Very glad I took my lazy time processing my thoughts on the war story of the “veteran” vegetarian (“nearly lifelong” wouldn’t sound as ruff-and-tuff a struggle at 30ish, I guess). So many other blogs/sites/commenters have laid into the parochialism, condescension and general cluelessness on full display under the most idiotic graphic. What I’m savoring is how it took a silly food story to expose just how under-qualified Dash, Son of Pinch really is for that huge job in an age when no one else invests in standard coverage of “real America.” Way back when, I learned there’s a reason Madame X was hesitant to fall for pitches from correspondents aside from Johnny Rotten: Very few who had not invested the time and forkwork in developing expertise off the “serious news” beat could deliver. Lots of us do it, but food writing is not women’s work. Some heavy lifting is required — if you don’t know it all, you have to find it out.* Over to the national desk they’re probably fine with hiring stringers and throwing emergency ermine over the emperor’s spawn.* But eatin’ and drinkin’ and watching fud teevee is not much to draw on when you get a tossed-off salad of under-reporting and over-padding. You don’t have time to see all the odes to KCMO as the next city destined to conquer stockyard palates.
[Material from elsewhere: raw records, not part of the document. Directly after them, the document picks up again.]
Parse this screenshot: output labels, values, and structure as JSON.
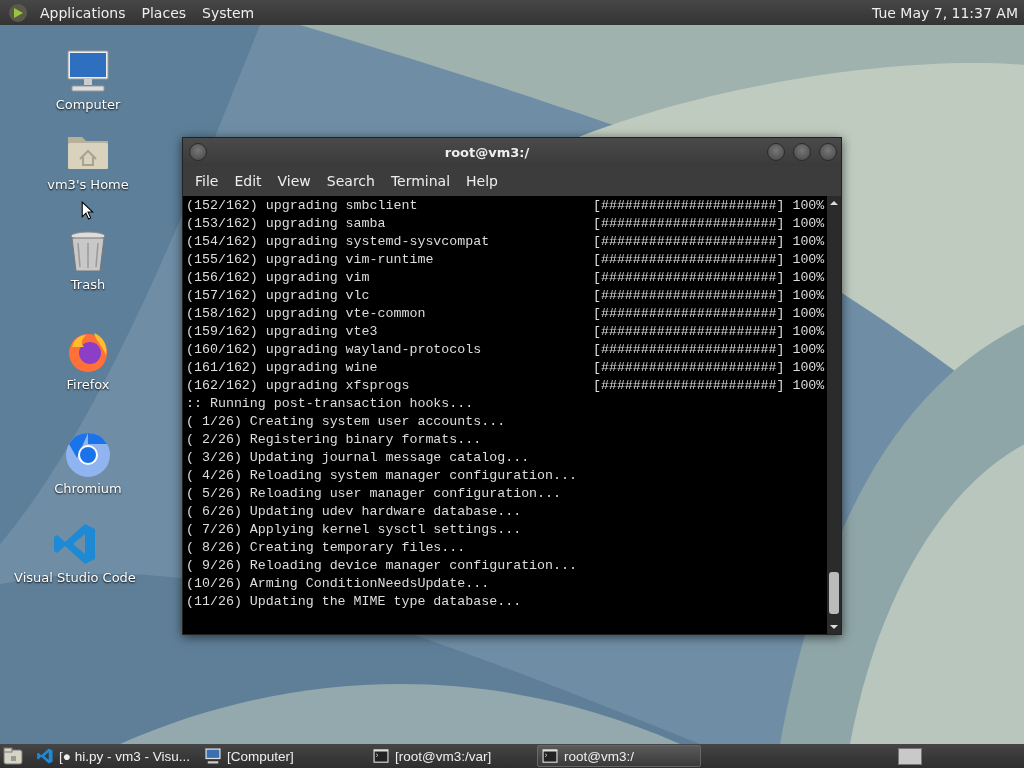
{
  "top_panel": {
    "menus": [
      "Applications",
      "Places",
      "System"
    ],
    "clock": "Tue May 7, 11:37 AM"
  },
  "desktop_icons": [
    {
      "kind": "computer",
      "label": "Computer"
    },
    {
      "kind": "home",
      "label": "vm3's Home"
    },
    {
      "kind": "trash",
      "label": "Trash"
    },
    {
      "kind": "firefox",
      "label": "Firefox"
    },
    {
      "kind": "chromium",
      "label": "Chromium"
    },
    {
      "kind": "vscode",
      "label": "Visual Studio Code"
    }
  ],
  "terminal_window": {
    "title": "root@vm3:/",
    "menus": [
      "File",
      "Edit",
      "View",
      "Search",
      "Terminal",
      "Help"
    ],
    "lines": [
      {
        "text": "(152/162) upgrading smbclient",
        "bar": "[######################]",
        "percent": "100%"
      },
      {
        "text": "(153/162) upgrading samba",
        "bar": "[######################]",
        "percent": "100%"
      },
      {
        "text": "(154/162) upgrading systemd-sysvcompat",
        "bar": "[######################]",
        "percent": "100%"
      },
      {
        "text": "(155/162) upgrading vim-runtime",
        "bar": "[######################]",
        "percent": "100%"
      },
      {
        "text": "(156/162) upgrading vim",
        "bar": "[######################]",
        "percent": "100%"
      },
      {
        "text": "(157/162) upgrading vlc",
        "bar": "[######################]",
        "percent": "100%"
      },
      {
        "text": "(158/162) upgrading vte-common",
        "bar": "[######################]",
        "percent": "100%"
      },
      {
        "text": "(159/162) upgrading vte3",
        "bar": "[######################]",
        "percent": "100%"
      },
      {
        "text": "(160/162) upgrading wayland-protocols",
        "bar": "[######################]",
        "percent": "100%"
      },
      {
        "text": "(161/162) upgrading wine",
        "bar": "[######################]",
        "percent": "100%"
      },
      {
        "text": "(162/162) upgrading xfsprogs",
        "bar": "[######################]",
        "percent": "100%"
      },
      {
        "text": ":: Running post-transaction hooks..."
      },
      {
        "text": "( 1/26) Creating system user accounts..."
      },
      {
        "text": "( 2/26) Registering binary formats..."
      },
      {
        "text": "( 3/26) Updating journal message catalog..."
      },
      {
        "text": "( 4/26) Reloading system manager configuration..."
      },
      {
        "text": "( 5/26) Reloading user manager configuration..."
      },
      {
        "text": "( 6/26) Updating udev hardware database..."
      },
      {
        "text": "( 7/26) Applying kernel sysctl settings..."
      },
      {
        "text": "( 8/26) Creating temporary files..."
      },
      {
        "text": "( 9/26) Reloading device manager configuration..."
      },
      {
        "text": "(10/26) Arming ConditionNeedsUpdate..."
      },
      {
        "text": "(11/26) Updating the MIME type database..."
      }
    ]
  },
  "taskbar": {
    "items": [
      {
        "kind": "vscode",
        "label": "[● hi.py - vm3 - Visu...",
        "selected": false
      },
      {
        "kind": "computer",
        "label": "[Computer]",
        "selected": false
      },
      {
        "kind": "terminal",
        "label": "[root@vm3:/var]",
        "selected": false
      },
      {
        "kind": "terminal",
        "label": "root@vm3:/",
        "selected": true
      }
    ]
  }
}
So you go to press with the embarrassment you have, not the one you wish you could kill.
Post Category → Dash
KCMO had some crazy little men, too
And not to get too bogged down in the race to the bottom at a place where I was glad to have worked twice (seeing sausage made does give you insight), but I almost wonder if Dash wasn’t just providing cover for the public editor’s WTF. His smashed beans and lard definition were forgotten once the ugly truth was revealed: Reporters no longer put the truth first. The best reaction I’ve seen so far reaches farther back in time than I understood, since I trace the rot to the Reagan years (“first they came for the air traffic controllers and we said nothing”). That was back when Pinch padded the newsroom in stocking feet, treating us as if we were serfs hunched over keyboards in his den. I know I’ve recounted this many times, but one of the tipping points that tilted me out of that newsroom and into restaurant school* was having an editor storm the desk on deadline and bellow: “We can’t run this. It makes Washington sound like Calcutta.” Up until that very late night, I had always believed journalists operated without considering fear or favor. But if a story about soft-hearted Capitol Hill staffers passing out sandwiches to the homeless in the nation’s seat of power was so dangerous, what else had to be skewed? Whitewater/Coke Can/Yellowcake, here we come . . .
Need to think overnight on just how embarrassing it was to set Son o’ Pinch loose on a food story with an editor who knew even less. I mean: I lived in Nebraska and Iowa nearly 40 years ago and, somehow, didn’t see such a barren landscape. . . One word, though: Lard.